‘Ohana Breakfast Bread

It’s no secret that I’m a huge Disney enthusiast, or as my friend Amanda Tinney says, I’m simply a “Disney Peep”.

One of my favorite restaurants at Walt Disney World is located at the Polynesian Resort, or as us Disney veterans refer to it as, “The Poly”. The Polynesian was created to pay homage to all the beauty that Hawaii has to offer. It’s verdant green gardens and waterfalls throughout the resort can really make you feel like you’re on an island somewhere in the Pacific.

James’s and my very favorite Disney movie is Lilo and Stitch. Lilo and Stitch is a film set in Hawaii, about a little misunderstood Hawaiian girl and her pet alien. If you loved How to Train Your Dragon, you’d probably love Lilo and Stitch too. It’s written by the same pair of hilarious writers, writers that the Disney Studios foolishly let go.

The major theme throughout Lilo and Stitch is the Hawaiian idea of “Ohana”. To take the line from the movie, “Ohana means family, and family means nobody gets left behind.”

When the Polynesian was in need of a new restaurant, Ohana was the perfect name and idea. You’re greeted by castmembers who immediately refer to you as “cousin” (another Hawaiian custom). All the fabulous food is served family style, and boy oh boy is it fantastic stuff.

Fire grilled pork, prawns and steak are brought to your table churrascaria style. You’re served salad with a pineapple soy vinaigrette, and really fantastic vegetable stir fried noodles (they’re my favorite!).

But the star of this show, as far as I’m concerned, is the Ohana Breakfast Bread. It’s served at the morning meals, and then later in the day is turned into the dessert for the dinner meals and includes a bananas foster sauce and freshly made vanilla ice cream. I kid you not, it is the best dessert I have ever eaten. I literally bounce in my seat the entire meal waiting for dessert to assail the table.

This perfectly yeasty sweet bread is somewhere between a yeast roll and a biscuit. Coconut and pineapple are enveloped in the bread entirely, and become a fantastic surprise to bite into.

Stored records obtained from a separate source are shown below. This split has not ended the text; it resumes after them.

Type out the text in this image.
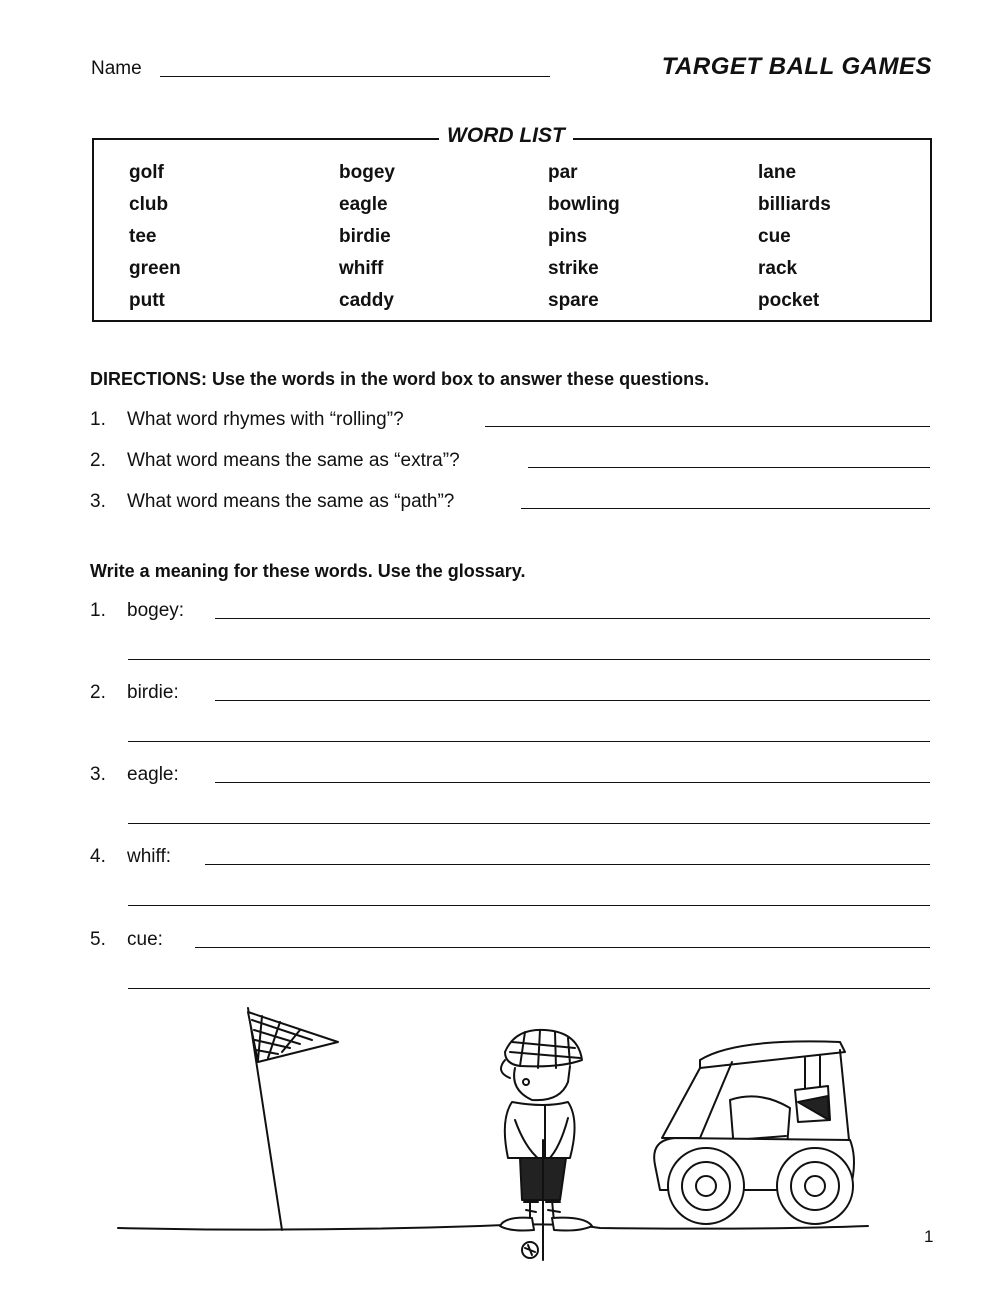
Name	TARGET BALL GAMES
WORD LIST
golf
club
tee
green
putt
bogey
eagle
birdie
whiff
caddy
par
bowling
pins
strike
spare
lane
billiards
cue
rack
pocket
DIRECTIONS: Use the words in the word box to answer these questions.
1. What word rhymes with “rolling”?
2. What word means the same as “extra”?
3. What word means the same as “path”?
Write a meaning for these words. Use the glossary.
1. bogey:
2. birdie:
3. eagle:
4. whiff:
5. cue:
1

I’m normally quite intimidated by yeast breads, but I promise you this one is really simple. Go grab a pineapple and some coconut, and let’s get to baking some bread!


  1. Dana says

    This bread looks amazing, really wish I could give it a go. However, for some inexplicable reason, crushed pineapple has completely disappeared from grocery shelves here in Ireland. No one seems to know why, but grocers can’t source it anywhere. Strange, isn’t it?

    • says

      Dana, that IS strange! Don’t worry about not being able to find crushed pineapple in the can. Simply use fresh pineapple and crush it with a potato masher. That’s what I did, and it turned out fine!

    • says

      For sure, Jen. I’ve started keeping coconut on hand at all time, I love adding it to cookies and bars and cupcakes of any kind. As for the pineapple, I bought a whole one for the hummingbird cake, and then needed to use the rest of it *somehow*. I can only eat so much of it au natural, you know?

  2. says

    Oh my God, I can’t believe I missed this!! I will be making this for sure. And eating it. All of it. Probably with nutella. ;-)

  3. Dana says

    Have this on the rise as we speak — fresh pineapple squidged with a potato masher, how did I not think of that?! Who wants to eat tinned fruit when you can have fresh anyway? ;-)
    Thanks again for posting this — can’t wait to try it!

  4. Dana says

    Have this on the rise — used fresh pineapple squidged with a potato masher, how did I never think of that myself?! :-)
    Can’t wait to try this…thanks again for posting

  5. says

    I love Lilo and Stitch too, and I actually watched it recently whilst on a long plane strip. I am on an island in the Pacific so I am glad to have found this bread.

  6. says

    OH you just brought a flashback of flavor memories for me!! Now I’m CRAVING this delicious and delectable treat, having enjoyed it back in my Disney days. Thanks for sharing!!

  7. Susan says

    The assembly of the dough in the pan is very confusing. What do you mean cut squares into the dough. Will the finished product fill the 9×13 pan? Does it cook as a whole loaf? I’m lost. Would like to make it as it sounds yummy, but too confusing.

    • says

      Susan – thanks for your question. After the dough is in the pan, you slice through it using a dough or pizza cutter. The reason for this is that after it bakes, it will provide “portions” that are easily broken off into even serving slices. The bread will come back together during the baking process, but cutting it beforehand allows for a “scoring” to appear once it’s baked. This is how I got the individual squares you see in the photo above. It’s a lot like the yeast rolls that bake all together for Thanksgiving – they’re scored in their raw form and then when baked, it’s easier to break them apart and still have even portions.

      • Susan says

        Thanks Amber, I’m more of a visual learner so thanks for the explanation. I will definitely be adding this item to my Easter Brunch! Love your blog!